LAUSR

Oxidative stress is an important factor that causes pancreatic β‐cell dysfunction leading to the development and aggravation of diabetes. Swietenine (Stn) and swietenolide (Std) were isolated from the fruits of Swietenia macrophylla King and had the potential effects on treatment and prevention of diabetes. The aim of this study is to investigate the effects of Stn and Std on insulin secretion and apoptosis in H2O2 induced insulinoma cell line (INS‐1) cells. In the present study, INS‐1 cells were treated with 300 μM H2O2 for 4 h to establish the oxidative damage model. Cell apoptosis, insulin secretion, reactive oxygen species (ROS), superoxide dismutase (SOD), malondialdehyde (MDA), and glutathione (GSH) levels, and Caspase‐3 enzyme activity were measured via corresponding methods.

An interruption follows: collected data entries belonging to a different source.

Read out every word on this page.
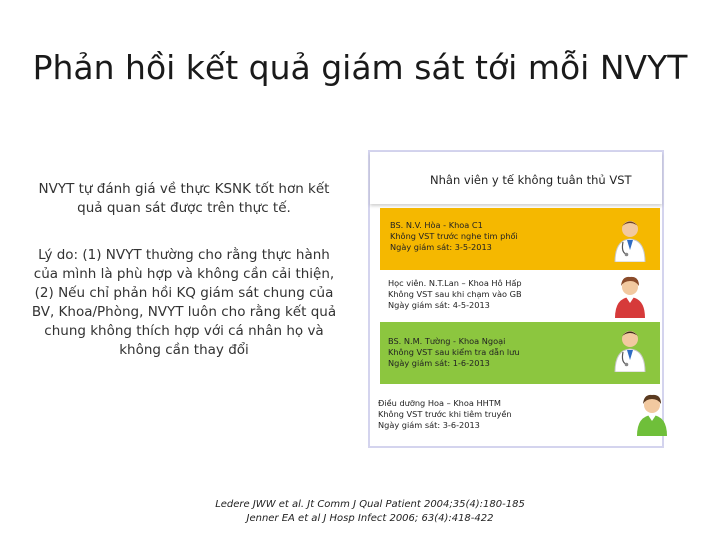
Phản hồi kết quả giám sát tới mỗi NVYT
NVYT tự đánh giá về thực KSNK tốt hơn kết quả quan sát được trên thực tế.
Lý do: (1) NVYT thường cho rằng thực hành của mình là phù hợp và không cần cải thiện, (2) Nếu chỉ phản hồi KQ giám sát chung của BV, Khoa/Phòng, NVYT luôn cho rằng kết quả chung không thích hợp với cá nhân họ và không cần thay đổi
Nhân viên y tế không tuân thủ VST
BS. N.V. Hòa - Khoa C1
Không VST trước nghe tim phổi
Ngày giám sát: 3-5-2013
Học viên. N.T.Lan – Khoa Hô Hấp
Không VST sau khi chạm vào GB
Ngày giám sát: 4-5-2013
BS. N.M. Tường - Khoa Ngoại
Không VST sau kiểm tra dẫn lưu
Ngày giám sát: 1-6-2013
Điều dưỡng Hoa – Khoa HHTM
Không VST trước khi tiêm truyền
Ngày giám sát: 3-6-2013
Ledere JWW et al. Jt Comm J Qual Patient 2004;35(4):180-185
Jenner EA et al J Hosp Infect 2006; 63(4):418-422
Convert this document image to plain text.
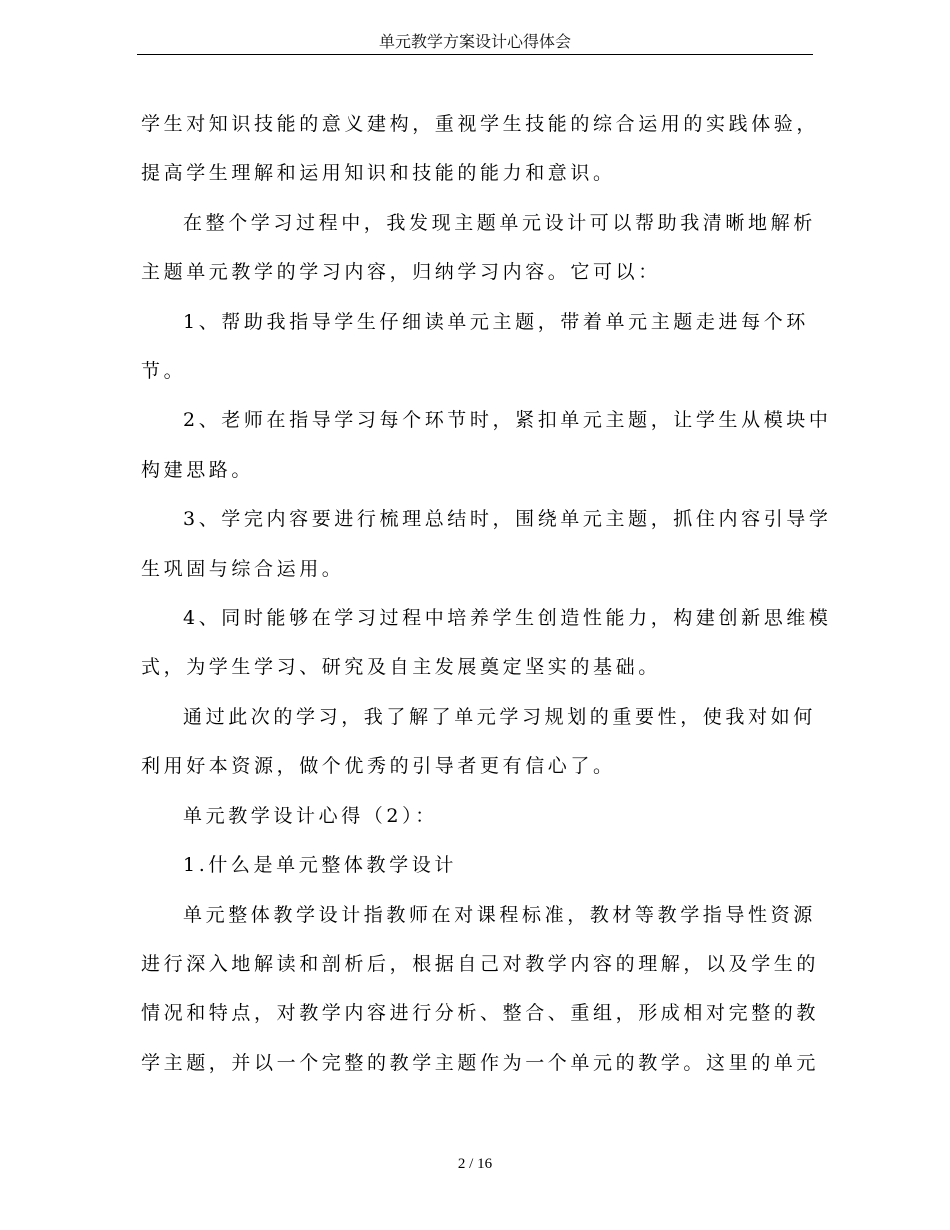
单元教学方案设计心得体会

学生对知识技能的意义建构，重视学生技能的综合运用的实践体验，

提高学生理解和运用知识和技能的能力和意识。

在整个学习过程中，我发现主题单元设计可以帮助我清晰地解析

主题单元教学的学习内容，归纳学习内容。它可以：

1、帮助我指导学生仔细读单元主题，带着单元主题走进每个环

节。

2、老师在指导学习每个环节时，紧扣单元主题，让学生从模块中

构建思路。

3、学完内容要进行梳理总结时，围绕单元主题，抓住内容引导学

生巩固与综合运用。

4、同时能够在学习过程中培养学生创造性能力，构建创新思维模

式，为学生学习、研究及自主发展奠定坚实的基础。

通过此次的学习，我了解了单元学习规划的重要性，使我对如何

利用好本资源，做个优秀的引导者更有信心了。

单元教学设计心得（2）：

1.什么是单元整体教学设计

单元整体教学设计指教师在对课程标准，教材等教学指导性资源

进行深入地解读和剖析后，根据自己对教学内容的理解，以及学生的

情况和特点，对教学内容进行分析、整合、重组，形成相对完整的教

学主题，并以一个完整的教学主题作为一个单元的教学。这里的单元

2 / 16
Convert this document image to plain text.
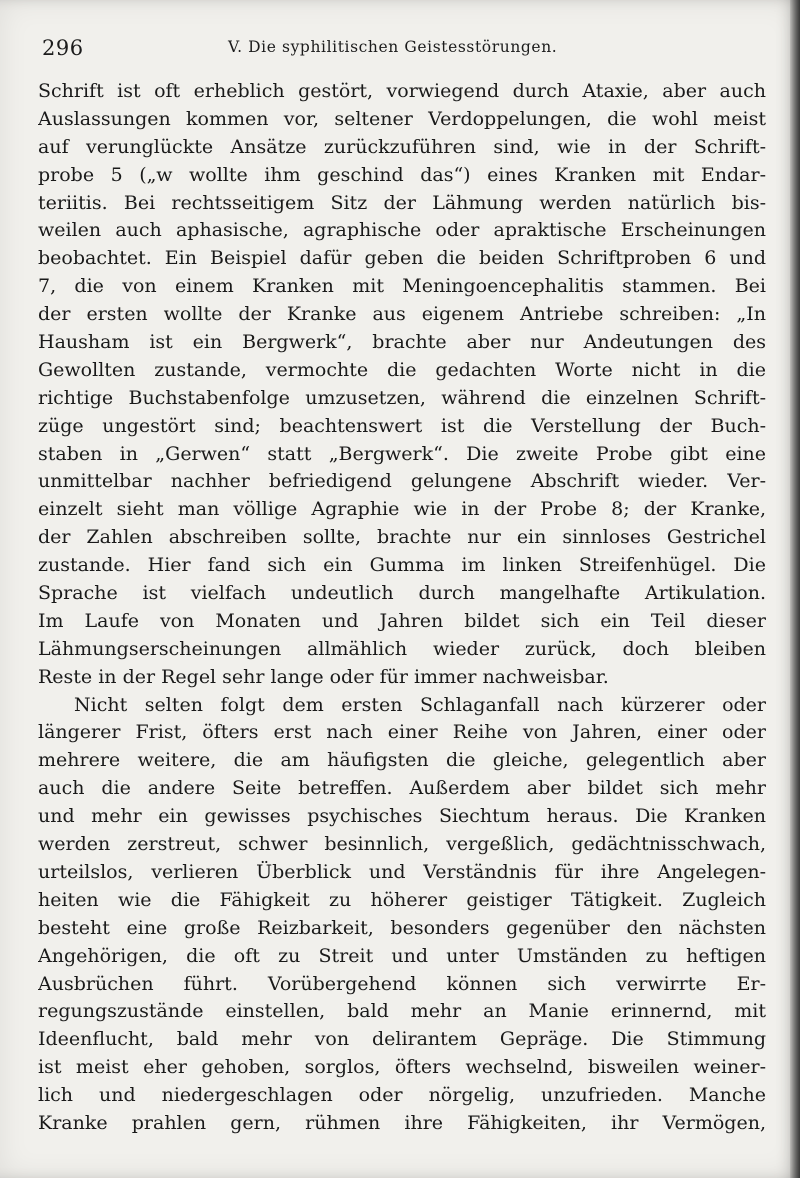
296	V. Die syphilitischen Geistesstörungen.
Schrift ist oft erheblich gestört, vorwiegend durch Ataxie, aber auch
Auslassungen kommen vor, seltener Verdoppelungen, die wohl meist
auf verunglückte Ansätze zurückzuführen sind, wie in der Schrift-
probe 5 („w wollte ihm geschind das“) eines Kranken mit Endar-
teriitis. Bei rechtsseitigem Sitz der Lähmung werden natürlich bis-
weilen auch aphasische, agraphische oder apraktische Erscheinungen
beobachtet. Ein Beispiel dafür geben die beiden Schriftproben 6 und
7, die von einem Kranken mit Meningoencephalitis stammen. Bei
der ersten wollte der Kranke aus eigenem Antriebe schreiben: „In
Hausham ist ein Bergwerk“, brachte aber nur Andeutungen des
Gewollten zustande, vermochte die gedachten Worte nicht in die
richtige Buchstabenfolge umzusetzen, während die einzelnen Schrift-
züge ungestört sind; beachtenswert ist die Verstellung der Buch-
staben in „Gerwen“ statt „Bergwerk“. Die zweite Probe gibt eine
unmittelbar nachher befriedigend gelungene Abschrift wieder. Ver-
einzelt sieht man völlige Agraphie wie in der Probe 8; der Kranke,
der Zahlen abschreiben sollte, brachte nur ein sinnloses Gestrichel
zustande. Hier fand sich ein Gumma im linken Streifenhügel. Die
Sprache ist vielfach undeutlich durch mangelhafte Artikulation.
Im Laufe von Monaten und Jahren bildet sich ein Teil dieser
Lähmungserscheinungen allmählich wieder zurück, doch bleiben
Reste in der Regel sehr lange oder für immer nachweisbar.
Nicht selten folgt dem ersten Schlaganfall nach kürzerer oder
längerer Frist, öfters erst nach einer Reihe von Jahren, einer oder
mehrere weitere, die am häufigsten die gleiche, gelegentlich aber
auch die andere Seite betreffen. Außerdem aber bildet sich mehr
und mehr ein gewisses psychisches Siechtum heraus. Die Kranken
werden zerstreut, schwer besinnlich, vergeßlich, gedächtnisschwach,
urteilslos, verlieren Überblick und Verständnis für ihre Angelegen-
heiten wie die Fähigkeit zu höherer geistiger Tätigkeit. Zugleich
besteht eine große Reizbarkeit, besonders gegenüber den nächsten
Angehörigen, die oft zu Streit und unter Umständen zu heftigen
Ausbrüchen führt. Vorübergehend können sich verwirrte Er-
regungszustände einstellen, bald mehr an Manie erinnernd, mit
Ideenflucht, bald mehr von delirantem Gepräge. Die Stimmung
ist meist eher gehoben, sorglos, öfters wechselnd, bisweilen weiner-
lich und niedergeschlagen oder nörgelig, unzufrieden. Manche
Kranke prahlen gern, rühmen ihre Fähigkeiten, ihr Vermögen,
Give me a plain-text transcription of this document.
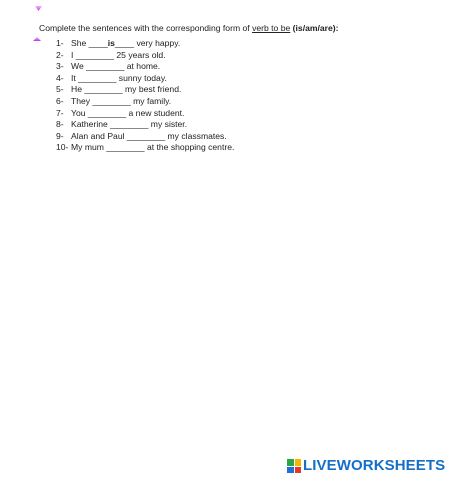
Complete the sentences with the corresponding form of verb to be (is/am/are):

1- She ____is____ very happy.
2- I ________ 25 years old.
3- We ________ at home.
4- It ________ sunny today.
5- He ________ my best friend.
6- They ________ my family.
7- You ________ a new student.
8- Katherine ________ my sister.
9- Alan and Paul ________ my classmates.
10- My mum ________ at the shopping centre.
LIVEWORKSHEETS
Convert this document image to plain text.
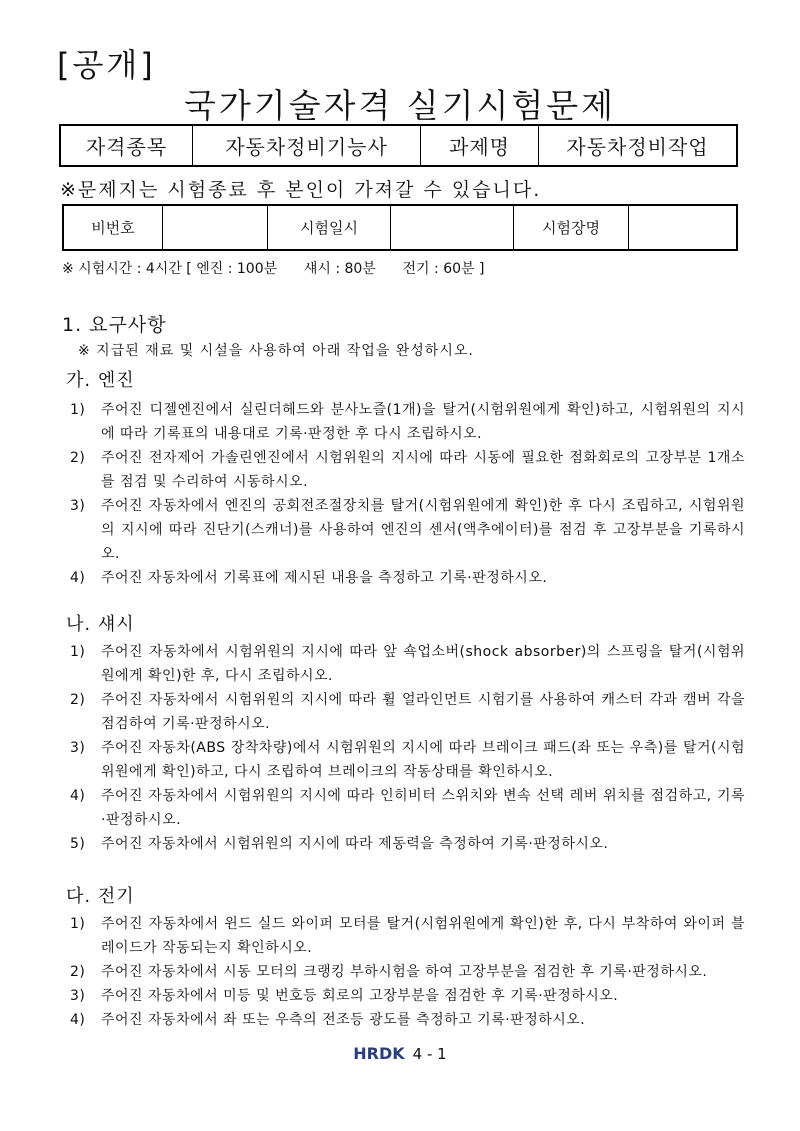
[공개]
국가기술자격 실기시험문제
자격종목	자동차정비기능사	과제명	자동차정비작업
※문제지는 시험종료 후 본인이 가져갈 수 있습니다.
비번호		시험일시		시험장명	
※ 시험시간 : 4시간 [ 엔진 : 100분      섀시 : 80분      전기 : 60분 ]
1. 요구사항
※ 지급된 재료 및 시설을 사용하여 아래 작업을 완성하시오.
가. 엔진
1) 주어진 디젤엔진에서 실린더헤드와 분사노즐(1개)을 탈거(시험위원에게 확인)하고, 시험위원의 지시에 따라 기록표의 내용대로 기록·판정한 후 다시 조립하시오.
2) 주어진 전자제어 가솔린엔진에서 시험위원의 지시에 따라 시동에 필요한 점화회로의 고장부분 1개소를 점검 및 수리하여 시동하시오.
3) 주어진 자동차에서 엔진의 공회전조절장치를 탈거(시험위원에게 확인)한 후 다시 조립하고, 시험위원의 지시에 따라 진단기(스캐너)를 사용하여 엔진의 센서(액추에이터)를 점검 후 고장부분을 기록하시오.
4) 주어진 자동차에서 기록표에 제시된 내용을 측정하고 기록·판정하시오.
나. 섀시
1) 주어진 자동차에서 시험위원의 지시에 따라 앞 쇽업소버(shock absorber)의 스프링을 탈거(시험위원에게 확인)한 후, 다시 조립하시오.
2) 주어진 자동차에서 시험위원의 지시에 따라 휠 얼라인먼트 시험기를 사용하여 캐스터 각과 캠버 각을 점검하여 기록·판정하시오.
3) 주어진 자동차(ABS 장착차량)에서 시험위원의 지시에 따라 브레이크 패드(좌 또는 우측)를 탈거(시험위원에게 확인)하고, 다시 조립하여 브레이크의 작동상태를 확인하시오.
4) 주어진 자동차에서 시험위원의 지시에 따라 인히비터 스위치와 변속 선택 레버 위치를 점검하고, 기록·판정하시오.
5) 주어진 자동차에서 시험위원의 지시에 따라 제동력을 측정하여 기록·판정하시오.
다. 전기
1) 주어진 자동차에서 윈드 실드 와이퍼 모터를 탈거(시험위원에게 확인)한 후, 다시 부착하여 와이퍼 블레이드가 작동되는지 확인하시오.
2) 주어진 자동차에서 시동 모터의 크랭킹 부하시험을 하여 고장부분을 점검한 후 기록·판정하시오.
3) 주어진 자동차에서 미등 및 번호등 회로의 고장부분을 점검한 후 기록·판정하시오.
4) 주어진 자동차에서 좌 또는 우측의 전조등 광도를 측정하고 기록·판정하시오.
HRDK 4 - 1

Finally, pancreatic duodenal home box factor‐1 (PDX‐1), B cell lymphoma‐2 (Bcl‐2), and Bax protein expression were detected by western blot. Experimental results showed that Stn and Std could significantly improve the INS‐1 cell viability, increase the secretion of insulin and reduce the ROS level in H2O2 induced INS‐1 cells. Furthermore, the SOD and GSH levels increased, and the MDA levels decreased compared with the model group after Stn and Std treatment. In addition, after treated with Stn and Std, cell apoptosis was improved, and the activity of Caspase 3 was also significantly inhibited. Meanwhile, Western blot results showed that Stn and Std could up‐regulate the expression of PDX‐1 protein, and affect the cell apoptosis pathway by up‐regulating the expression of Bcl‐2 protein and down‐regulating the expression of Bax protein. In conclusion, Stn and Std can signifcantly improve the insulin secretion function, protect oxidative stress injury, and reduce apoptosis in H2O2 induced INS‐1 cells, which provides a research basis for Stn and Std to be new drug candidates for the treatment and prevention of diabetes.